Delivering bad news troubles med students - Diagnosis

USA Today (Society for the Advancement of Education),  Oct, 2003  

Incoming medical residents who are about to treat children and teens for the first time believe they are ill-equipped and poorly trained to deliver bad news to young people and their families. A Brown University, Providence, R.I., study recommends additional medical school and residency training in "breaking news of serious diagnoses with patients of different ages."

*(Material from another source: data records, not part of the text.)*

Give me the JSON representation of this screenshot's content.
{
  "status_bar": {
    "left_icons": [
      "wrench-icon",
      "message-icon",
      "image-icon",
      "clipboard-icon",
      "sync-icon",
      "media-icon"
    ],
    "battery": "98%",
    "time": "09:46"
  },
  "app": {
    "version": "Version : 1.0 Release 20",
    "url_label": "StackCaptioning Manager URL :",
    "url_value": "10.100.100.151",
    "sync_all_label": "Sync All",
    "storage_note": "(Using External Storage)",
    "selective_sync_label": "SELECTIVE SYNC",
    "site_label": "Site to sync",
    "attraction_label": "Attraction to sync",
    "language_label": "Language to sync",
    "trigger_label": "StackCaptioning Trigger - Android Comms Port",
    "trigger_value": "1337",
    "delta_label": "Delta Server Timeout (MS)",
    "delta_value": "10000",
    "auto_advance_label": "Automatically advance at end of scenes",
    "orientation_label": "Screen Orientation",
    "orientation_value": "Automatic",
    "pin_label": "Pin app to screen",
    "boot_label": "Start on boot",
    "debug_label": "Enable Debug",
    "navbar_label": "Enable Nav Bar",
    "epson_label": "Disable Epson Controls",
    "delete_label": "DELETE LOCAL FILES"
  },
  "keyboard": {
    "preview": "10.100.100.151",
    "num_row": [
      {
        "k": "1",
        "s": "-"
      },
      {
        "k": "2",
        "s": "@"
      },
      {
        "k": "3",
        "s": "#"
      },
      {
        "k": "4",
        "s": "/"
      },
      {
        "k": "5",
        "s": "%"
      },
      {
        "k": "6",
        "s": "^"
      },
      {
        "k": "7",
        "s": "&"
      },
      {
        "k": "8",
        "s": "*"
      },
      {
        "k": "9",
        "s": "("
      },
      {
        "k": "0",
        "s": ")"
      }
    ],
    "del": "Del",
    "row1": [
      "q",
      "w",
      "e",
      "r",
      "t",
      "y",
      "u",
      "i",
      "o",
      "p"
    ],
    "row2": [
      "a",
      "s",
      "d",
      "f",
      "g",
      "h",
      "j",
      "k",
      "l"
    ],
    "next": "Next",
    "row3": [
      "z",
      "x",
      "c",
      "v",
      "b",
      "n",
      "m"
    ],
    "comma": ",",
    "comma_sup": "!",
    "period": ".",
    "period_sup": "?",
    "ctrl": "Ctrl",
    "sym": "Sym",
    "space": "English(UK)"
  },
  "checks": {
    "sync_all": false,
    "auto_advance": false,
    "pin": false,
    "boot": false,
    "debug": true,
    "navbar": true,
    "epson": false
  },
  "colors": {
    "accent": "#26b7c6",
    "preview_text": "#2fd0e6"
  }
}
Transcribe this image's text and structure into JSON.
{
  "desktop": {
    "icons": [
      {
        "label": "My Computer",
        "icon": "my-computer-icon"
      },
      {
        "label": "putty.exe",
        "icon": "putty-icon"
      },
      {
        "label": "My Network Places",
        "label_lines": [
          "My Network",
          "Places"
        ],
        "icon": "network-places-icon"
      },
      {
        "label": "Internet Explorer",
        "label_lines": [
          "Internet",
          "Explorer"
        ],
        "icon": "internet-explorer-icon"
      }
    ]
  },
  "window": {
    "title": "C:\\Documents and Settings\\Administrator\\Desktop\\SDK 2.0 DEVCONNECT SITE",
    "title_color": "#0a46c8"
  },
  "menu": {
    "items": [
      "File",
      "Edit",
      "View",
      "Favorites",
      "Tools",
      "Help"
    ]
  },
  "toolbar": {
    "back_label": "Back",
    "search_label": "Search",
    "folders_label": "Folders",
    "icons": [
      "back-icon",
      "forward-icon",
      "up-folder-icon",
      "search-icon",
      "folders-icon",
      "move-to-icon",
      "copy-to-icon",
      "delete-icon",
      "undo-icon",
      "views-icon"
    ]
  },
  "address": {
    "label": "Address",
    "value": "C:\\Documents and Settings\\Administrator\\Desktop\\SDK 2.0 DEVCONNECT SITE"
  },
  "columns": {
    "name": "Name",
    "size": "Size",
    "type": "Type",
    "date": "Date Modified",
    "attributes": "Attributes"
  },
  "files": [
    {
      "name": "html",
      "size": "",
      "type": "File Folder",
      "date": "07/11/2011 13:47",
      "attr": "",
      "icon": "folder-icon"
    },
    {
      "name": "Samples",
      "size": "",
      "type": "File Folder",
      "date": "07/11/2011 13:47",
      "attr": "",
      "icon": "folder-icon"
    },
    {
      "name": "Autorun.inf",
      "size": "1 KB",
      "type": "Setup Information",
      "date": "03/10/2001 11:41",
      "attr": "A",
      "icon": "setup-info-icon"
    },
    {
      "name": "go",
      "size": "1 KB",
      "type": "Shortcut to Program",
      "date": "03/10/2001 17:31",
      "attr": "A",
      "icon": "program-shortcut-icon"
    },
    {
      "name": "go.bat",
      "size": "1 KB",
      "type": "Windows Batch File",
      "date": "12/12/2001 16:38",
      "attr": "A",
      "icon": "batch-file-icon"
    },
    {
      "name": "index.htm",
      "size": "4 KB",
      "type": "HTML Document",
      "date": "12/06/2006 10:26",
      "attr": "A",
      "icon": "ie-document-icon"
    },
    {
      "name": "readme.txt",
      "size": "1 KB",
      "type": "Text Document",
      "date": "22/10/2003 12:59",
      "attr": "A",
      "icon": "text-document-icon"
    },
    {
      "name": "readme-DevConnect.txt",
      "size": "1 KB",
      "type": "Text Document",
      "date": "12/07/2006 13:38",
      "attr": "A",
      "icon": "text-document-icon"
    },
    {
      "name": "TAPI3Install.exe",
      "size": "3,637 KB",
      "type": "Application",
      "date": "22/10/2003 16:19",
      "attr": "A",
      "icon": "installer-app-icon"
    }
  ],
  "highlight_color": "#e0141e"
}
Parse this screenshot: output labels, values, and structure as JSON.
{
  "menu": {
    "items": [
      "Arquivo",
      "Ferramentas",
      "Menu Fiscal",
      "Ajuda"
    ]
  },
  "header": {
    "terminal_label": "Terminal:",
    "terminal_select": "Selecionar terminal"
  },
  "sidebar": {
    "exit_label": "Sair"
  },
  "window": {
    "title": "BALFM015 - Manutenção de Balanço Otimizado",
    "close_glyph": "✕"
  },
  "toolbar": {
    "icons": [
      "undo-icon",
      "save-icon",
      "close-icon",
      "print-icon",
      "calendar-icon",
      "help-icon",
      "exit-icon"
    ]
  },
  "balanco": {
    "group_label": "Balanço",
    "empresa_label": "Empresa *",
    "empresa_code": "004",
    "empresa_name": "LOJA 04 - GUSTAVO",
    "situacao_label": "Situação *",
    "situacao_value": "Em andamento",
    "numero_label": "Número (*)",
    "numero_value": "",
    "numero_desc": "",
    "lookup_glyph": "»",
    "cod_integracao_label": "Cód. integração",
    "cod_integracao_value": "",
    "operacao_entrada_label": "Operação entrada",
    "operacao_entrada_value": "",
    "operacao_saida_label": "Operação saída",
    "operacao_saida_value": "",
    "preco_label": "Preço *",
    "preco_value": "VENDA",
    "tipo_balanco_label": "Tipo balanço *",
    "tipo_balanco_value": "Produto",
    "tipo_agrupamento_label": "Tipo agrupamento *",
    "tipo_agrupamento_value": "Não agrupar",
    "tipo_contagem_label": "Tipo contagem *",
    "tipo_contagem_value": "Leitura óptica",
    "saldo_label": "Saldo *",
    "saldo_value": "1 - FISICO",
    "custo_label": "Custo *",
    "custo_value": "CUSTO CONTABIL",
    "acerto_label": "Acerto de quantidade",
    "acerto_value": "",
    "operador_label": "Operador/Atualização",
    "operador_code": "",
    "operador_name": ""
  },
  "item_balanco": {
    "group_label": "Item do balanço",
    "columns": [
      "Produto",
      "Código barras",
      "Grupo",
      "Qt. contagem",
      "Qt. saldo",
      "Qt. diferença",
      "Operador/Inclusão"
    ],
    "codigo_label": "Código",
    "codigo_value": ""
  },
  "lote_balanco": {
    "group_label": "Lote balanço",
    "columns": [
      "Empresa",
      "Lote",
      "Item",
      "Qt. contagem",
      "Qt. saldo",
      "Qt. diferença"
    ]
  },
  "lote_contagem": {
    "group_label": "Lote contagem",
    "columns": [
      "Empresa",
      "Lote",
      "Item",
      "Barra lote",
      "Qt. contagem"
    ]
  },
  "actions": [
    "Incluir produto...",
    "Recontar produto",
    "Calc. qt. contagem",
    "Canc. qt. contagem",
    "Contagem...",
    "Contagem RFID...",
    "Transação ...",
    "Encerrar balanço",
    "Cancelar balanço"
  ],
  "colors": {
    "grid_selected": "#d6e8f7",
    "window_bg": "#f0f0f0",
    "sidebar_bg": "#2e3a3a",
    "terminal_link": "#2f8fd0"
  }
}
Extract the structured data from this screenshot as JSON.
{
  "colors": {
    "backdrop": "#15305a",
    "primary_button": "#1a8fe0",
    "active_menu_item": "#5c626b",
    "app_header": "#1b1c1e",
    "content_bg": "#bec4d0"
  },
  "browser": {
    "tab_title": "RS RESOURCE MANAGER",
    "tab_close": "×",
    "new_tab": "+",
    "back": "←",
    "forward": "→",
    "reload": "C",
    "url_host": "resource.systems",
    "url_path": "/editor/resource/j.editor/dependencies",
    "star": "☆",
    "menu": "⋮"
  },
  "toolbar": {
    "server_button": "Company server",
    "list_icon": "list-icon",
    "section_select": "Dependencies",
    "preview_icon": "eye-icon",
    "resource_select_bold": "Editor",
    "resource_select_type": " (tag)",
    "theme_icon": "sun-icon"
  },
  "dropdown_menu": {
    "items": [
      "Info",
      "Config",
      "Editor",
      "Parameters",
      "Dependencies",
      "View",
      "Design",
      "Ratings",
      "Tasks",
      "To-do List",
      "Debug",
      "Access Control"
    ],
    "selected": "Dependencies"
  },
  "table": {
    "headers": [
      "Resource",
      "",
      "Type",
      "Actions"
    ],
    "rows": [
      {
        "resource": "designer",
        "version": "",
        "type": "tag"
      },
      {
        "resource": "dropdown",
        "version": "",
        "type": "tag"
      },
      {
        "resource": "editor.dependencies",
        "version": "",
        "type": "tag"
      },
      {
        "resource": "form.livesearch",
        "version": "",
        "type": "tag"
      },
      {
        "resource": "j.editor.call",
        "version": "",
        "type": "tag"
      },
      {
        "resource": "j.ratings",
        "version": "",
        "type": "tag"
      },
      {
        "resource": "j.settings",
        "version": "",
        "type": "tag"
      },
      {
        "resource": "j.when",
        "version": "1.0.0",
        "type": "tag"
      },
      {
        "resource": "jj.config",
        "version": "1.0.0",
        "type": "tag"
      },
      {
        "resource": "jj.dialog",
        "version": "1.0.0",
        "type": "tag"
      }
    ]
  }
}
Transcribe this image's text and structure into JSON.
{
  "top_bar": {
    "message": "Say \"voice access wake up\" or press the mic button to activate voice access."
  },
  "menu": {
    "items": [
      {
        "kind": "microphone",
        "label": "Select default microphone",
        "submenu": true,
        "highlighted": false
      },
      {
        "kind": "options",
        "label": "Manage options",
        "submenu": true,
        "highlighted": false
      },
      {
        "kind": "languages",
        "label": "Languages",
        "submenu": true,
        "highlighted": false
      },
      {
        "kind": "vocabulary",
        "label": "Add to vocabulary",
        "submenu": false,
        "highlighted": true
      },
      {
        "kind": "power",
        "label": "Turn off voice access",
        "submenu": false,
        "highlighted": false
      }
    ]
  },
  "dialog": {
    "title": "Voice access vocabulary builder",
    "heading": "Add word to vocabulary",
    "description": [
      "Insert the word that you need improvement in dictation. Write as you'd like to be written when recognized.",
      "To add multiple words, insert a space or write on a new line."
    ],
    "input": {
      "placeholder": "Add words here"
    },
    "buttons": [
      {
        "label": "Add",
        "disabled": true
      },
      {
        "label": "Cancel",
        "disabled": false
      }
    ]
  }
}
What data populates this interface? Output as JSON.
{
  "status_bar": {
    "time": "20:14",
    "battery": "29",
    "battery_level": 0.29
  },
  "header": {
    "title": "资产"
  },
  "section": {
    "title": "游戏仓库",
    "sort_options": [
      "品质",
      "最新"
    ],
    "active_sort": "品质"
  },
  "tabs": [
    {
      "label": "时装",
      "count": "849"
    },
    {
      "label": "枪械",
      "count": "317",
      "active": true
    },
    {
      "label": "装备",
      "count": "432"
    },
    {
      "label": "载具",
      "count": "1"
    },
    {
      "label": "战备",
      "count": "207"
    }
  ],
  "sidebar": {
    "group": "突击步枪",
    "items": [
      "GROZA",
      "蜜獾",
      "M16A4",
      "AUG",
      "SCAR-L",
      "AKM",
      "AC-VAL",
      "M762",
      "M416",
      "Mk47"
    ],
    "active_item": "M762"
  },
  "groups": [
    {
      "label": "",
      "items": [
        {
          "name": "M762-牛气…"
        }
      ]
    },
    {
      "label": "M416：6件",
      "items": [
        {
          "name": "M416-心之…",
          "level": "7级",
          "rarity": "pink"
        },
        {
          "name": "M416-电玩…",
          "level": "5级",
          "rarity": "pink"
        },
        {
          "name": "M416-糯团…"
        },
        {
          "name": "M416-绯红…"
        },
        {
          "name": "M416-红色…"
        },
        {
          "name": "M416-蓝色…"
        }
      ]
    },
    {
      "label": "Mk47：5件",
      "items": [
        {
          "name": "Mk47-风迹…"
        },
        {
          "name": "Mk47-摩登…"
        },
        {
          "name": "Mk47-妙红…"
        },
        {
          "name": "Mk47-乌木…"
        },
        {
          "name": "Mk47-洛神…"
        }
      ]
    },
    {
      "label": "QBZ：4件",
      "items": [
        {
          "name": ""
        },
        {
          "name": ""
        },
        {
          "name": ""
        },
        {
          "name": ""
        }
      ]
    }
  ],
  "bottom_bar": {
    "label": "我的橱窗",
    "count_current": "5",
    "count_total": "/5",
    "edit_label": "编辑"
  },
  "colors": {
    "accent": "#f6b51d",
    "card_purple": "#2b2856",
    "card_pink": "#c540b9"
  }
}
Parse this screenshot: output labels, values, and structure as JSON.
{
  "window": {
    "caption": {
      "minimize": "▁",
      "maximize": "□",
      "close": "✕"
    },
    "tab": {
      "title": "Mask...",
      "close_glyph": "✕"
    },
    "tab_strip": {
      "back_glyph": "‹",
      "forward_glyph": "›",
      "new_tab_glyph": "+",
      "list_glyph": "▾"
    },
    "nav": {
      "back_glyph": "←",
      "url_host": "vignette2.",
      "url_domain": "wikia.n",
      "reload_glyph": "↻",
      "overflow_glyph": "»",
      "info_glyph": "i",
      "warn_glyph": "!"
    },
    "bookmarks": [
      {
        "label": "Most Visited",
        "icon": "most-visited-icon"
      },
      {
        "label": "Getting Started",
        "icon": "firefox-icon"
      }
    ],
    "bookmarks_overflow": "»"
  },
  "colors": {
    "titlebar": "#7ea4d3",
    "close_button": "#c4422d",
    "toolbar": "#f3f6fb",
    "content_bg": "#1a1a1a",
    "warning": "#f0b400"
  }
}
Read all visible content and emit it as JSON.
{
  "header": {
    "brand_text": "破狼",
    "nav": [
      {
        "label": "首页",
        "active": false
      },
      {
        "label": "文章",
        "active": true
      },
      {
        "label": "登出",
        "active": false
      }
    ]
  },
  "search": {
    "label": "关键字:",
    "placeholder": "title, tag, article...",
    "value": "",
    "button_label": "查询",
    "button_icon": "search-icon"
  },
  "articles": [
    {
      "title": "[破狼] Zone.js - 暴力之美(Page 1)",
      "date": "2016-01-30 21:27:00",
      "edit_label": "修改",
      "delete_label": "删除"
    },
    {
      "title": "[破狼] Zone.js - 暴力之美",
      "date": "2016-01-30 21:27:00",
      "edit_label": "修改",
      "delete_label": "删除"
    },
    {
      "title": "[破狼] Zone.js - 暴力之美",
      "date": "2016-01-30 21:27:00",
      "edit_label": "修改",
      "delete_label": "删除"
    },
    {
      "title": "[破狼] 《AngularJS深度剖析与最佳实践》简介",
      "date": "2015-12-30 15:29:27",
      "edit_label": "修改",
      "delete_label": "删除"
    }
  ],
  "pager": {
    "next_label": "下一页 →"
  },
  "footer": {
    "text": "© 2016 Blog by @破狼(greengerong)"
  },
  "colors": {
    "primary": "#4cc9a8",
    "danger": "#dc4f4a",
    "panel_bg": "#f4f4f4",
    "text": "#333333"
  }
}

"Residents just do not get enough medical school education or experience in sharing bad news with younger patients and their families," argues lead author Catherine Dube, who teaches clinical interviewing skills to first-year medical students. "They don't have strategies planned on how to do it, and they need more formal training in those skills. If you haven't observed the breaking of bad news to a young person and their family and you haven't tried it, it is going to be very difficult to do."

The findings are based on self-assessments of 184 medical residents entering programs in pediatrics, internal medicine, and family practice--specialties most likely to diagnose and treat young people. The residents noted their previous training time with adult, pediatric, and adolescent patients, and ranked their comfort levels in sharing bad news with each. Residents were presented with several "bad news" scenarios, such as informing a 70-year-old woman that she has terminal cancer or telling the parents of a 14-year-old that their child has a brain tumor. Respondents anticipated their greatest discomfort discussing serious illness in younger patients and the least discomfort in speaking about that topic to adult and elderly patients.

Twelve percent of residents reported no formal training in pediatric communication skills, and 11% had none for adolescents. More than half surveyed had never observed a pediatric or adolescent "bad news" interaction. In contrast respondents estimated that their training time with adult patients was greater than any other age category and rated that training as the most sufficient About half had personally informed a patient or family of a serious diagnosis, most often concerning middle aged or elderly individuals.

The majority of medical school communications training involves adult patients. It is a simpler model compared to speaking with children or teens at various levels of development in an examining room with at least one parent or guardian. "A five-year-old may not understand science but will understand an explanation of how they will feel and what the will experience going through a diagnostic procedure," Dube contends. "Procedures need to be discussed with children. Children need to be calmed. Even if something is not serious, a doctor must gain a child's trust. And doctors need to listen to the subjective information from a child, who is the only one who can explain how much something can hurt."

Dube suggests strengthening communication skills training in the pediatric clerkship in medical school, which is mandatory for students. During pediatric clerkships, some physicians may exclude students from serious cases. That practice should be curbed, she asserts. In addition, Dube recommends that all residencies create as many opportunities as possible for new doctors to develop the skills necessary for breaking bad news to children, teens, and loved ones. "As long as students are well-supervised, they should be allowed to participate in serious cases. I don't think a patient and family would be upset by the presence of an empathic medical student."